Haiti Day Four: Class of 2017

Today’s blog post was written by Justine Kaskel, GHF ’17.

Hoping to see a good sunrise from the hill behind the MFH house in Hinche.

Hoping to see a good sunrise from the hill behind the MFH house in Hinche.

Today we had another attempt to watch the sunrise; we had the same routine, waking up at 6, dragging ourselves out of bed, and bathing ourselves with bug spray.  We heard the dogs barking and the roosters crowing, and people talking as they carried water to their home for the day.  We rubbed the sleep from our eyes as we hiked up to a small dirt hill and waited for the sun to rise.  Unfortunately, the sky was overcast, and so we didn’t see the sunrise we were hoping for. We saw the sun eventually peek through the clouds and then we headed back to the house to try to catch a little shuteye before we really started our day.

Waiting for the sun to peek through the clouds.

Waiting for the sun to peek through the clouds.

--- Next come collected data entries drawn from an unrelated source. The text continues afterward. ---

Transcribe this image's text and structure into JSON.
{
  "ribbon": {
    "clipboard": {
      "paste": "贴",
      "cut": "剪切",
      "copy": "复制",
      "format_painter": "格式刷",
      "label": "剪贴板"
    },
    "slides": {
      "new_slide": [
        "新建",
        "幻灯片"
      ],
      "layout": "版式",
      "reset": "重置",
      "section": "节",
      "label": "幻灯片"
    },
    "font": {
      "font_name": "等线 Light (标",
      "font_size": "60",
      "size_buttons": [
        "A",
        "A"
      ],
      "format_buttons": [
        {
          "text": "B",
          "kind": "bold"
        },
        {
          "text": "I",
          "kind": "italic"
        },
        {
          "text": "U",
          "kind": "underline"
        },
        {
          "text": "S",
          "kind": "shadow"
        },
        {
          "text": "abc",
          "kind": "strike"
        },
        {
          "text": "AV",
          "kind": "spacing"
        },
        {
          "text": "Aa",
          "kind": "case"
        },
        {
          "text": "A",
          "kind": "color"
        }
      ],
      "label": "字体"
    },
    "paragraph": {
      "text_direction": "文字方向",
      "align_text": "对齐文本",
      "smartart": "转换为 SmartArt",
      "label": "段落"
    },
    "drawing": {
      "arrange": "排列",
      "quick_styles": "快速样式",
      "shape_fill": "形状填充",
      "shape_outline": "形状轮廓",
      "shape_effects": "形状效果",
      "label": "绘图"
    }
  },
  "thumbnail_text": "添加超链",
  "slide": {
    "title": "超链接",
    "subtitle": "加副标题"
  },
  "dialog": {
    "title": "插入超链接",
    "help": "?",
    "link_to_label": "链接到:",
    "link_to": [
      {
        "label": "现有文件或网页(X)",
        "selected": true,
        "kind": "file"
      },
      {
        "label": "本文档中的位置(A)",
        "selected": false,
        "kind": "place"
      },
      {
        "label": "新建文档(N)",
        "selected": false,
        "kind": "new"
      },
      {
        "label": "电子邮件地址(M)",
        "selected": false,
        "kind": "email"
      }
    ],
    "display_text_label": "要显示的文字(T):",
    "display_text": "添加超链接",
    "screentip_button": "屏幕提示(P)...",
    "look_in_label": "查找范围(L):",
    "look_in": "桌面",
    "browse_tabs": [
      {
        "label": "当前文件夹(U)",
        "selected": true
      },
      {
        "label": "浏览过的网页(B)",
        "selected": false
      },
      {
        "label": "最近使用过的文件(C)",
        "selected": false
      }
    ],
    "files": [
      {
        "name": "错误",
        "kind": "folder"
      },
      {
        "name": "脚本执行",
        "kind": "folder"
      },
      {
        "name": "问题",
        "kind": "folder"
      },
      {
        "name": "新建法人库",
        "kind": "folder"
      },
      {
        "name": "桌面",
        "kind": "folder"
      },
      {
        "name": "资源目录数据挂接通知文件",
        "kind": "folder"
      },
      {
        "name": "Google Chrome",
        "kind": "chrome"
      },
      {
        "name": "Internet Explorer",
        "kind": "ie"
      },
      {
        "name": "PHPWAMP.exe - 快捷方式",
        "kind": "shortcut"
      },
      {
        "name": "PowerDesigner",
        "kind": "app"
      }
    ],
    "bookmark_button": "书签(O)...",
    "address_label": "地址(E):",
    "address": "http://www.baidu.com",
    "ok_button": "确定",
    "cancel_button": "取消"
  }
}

First on the agenda was heading back to the Azil, the feeding center for the malnourished children.  As soon as we got to center, kids were jumping on us from left to right.  It was a full time job defending ourselves from the giggling children trying to climb on our back, grab our hands, or stealing my glasses.   We rocked, bounced and swung around the children while they smiled laughed and screamed in excitement of just making new friends.  Though I have only spent two hours with these kids, they have stolen part of my heart forever, as well as almost stealing my sunglasses.  Little details.

Helen's new friend at the Azil.

Helen’s new friend at the Azil.

We headed back to the house for the last time, because we were heading to Port-Au-Prince for the rest of our trip in Haiti.  But before we headed to our new “home” at the Operation Blessing, International guest house in PaP, we stopped in Cange to listen to a music concert played by Haitian children who had were concluding their three-week music camp.  To say I was impressed was an understatement.  Those children were amazing, and I wish the world were there to hear them play because that type of talent must be shared with the world.

The music concert held in the church in Cange.

The music concert held in the church in Cange.

A stop in Cange for the music concert.

A stop in Cange for the music concert.

After the concert we finally started our last leg of the trip to Port-Au-Prince, where everyone promptly fell asleep on the bus.  We missed the crowded streets of the Port-Au-Prince, but I am sure that we will see the traffic soon.  When we arrived at the Operation Blessing, International guesthouse, all of us were in awe at the fact that there was a washing machine, and a dryer!  Air conditioning in every room, cold drinking water, and our own showers.  Showers!  I felt so spoiled after several days of waiting to the shower after 5 people.

Mr. Boland getting competitive over a game of hearts.

Mr. Boland getting competitive over a game of hearts.

So now the day is winding down, a couple of us are playing cards, others are emailing parents, and all are just sitting around a table just talking.  I really feel as though this trip has brought us together as a group.  Maybe this trip is not just to help the Haitian people, but also to help ourselves.  Yes, generally speaking, we are (monetarily) richer than the Haitians, yes we are healthier than them as well, but are we happier?  As I spend more time here I realize how close the Haitian people are versus the people in my own neighborhood.  It’s sad, but I don’t even know half the people in my cul-de-sac. Our driver from Hinche to PaP, a man named Wilbens, smiled and chatted to 5-10 people on the way to each stop.  All I see when I look at the streets are smiling and happy people.  Though the United States is better off than the Haiti in many ways, it seems as though the Haitians have found true happiness despite all the problems they face.  So which is better?  Happiness or health?  Rich or being close to neighbors?  So who really is helping who?  Us or the Haitians?

Highlights of the Day:

Graham Barbour: Learning about the different aspects of Operation Blessing.

Nathalie Danso: seeing the kids at the Azile again.

Ryan Fulmer: Playing cards once we arrived in Port au Prince.

Justine Kaskel: Walking into Azil and being smothered with children just happy to see us.

Helen Shaves: Playing new card games with everyone once we arrived at OBI.

1 thought on “Haiti Day Four: Class of 2017

  1. Sean Wetmore

    I love these lingering questions. Not sure it has to be an either or proposition. What your trip is giving you is valuable perspective that many NEVER receive. Let it all soak in!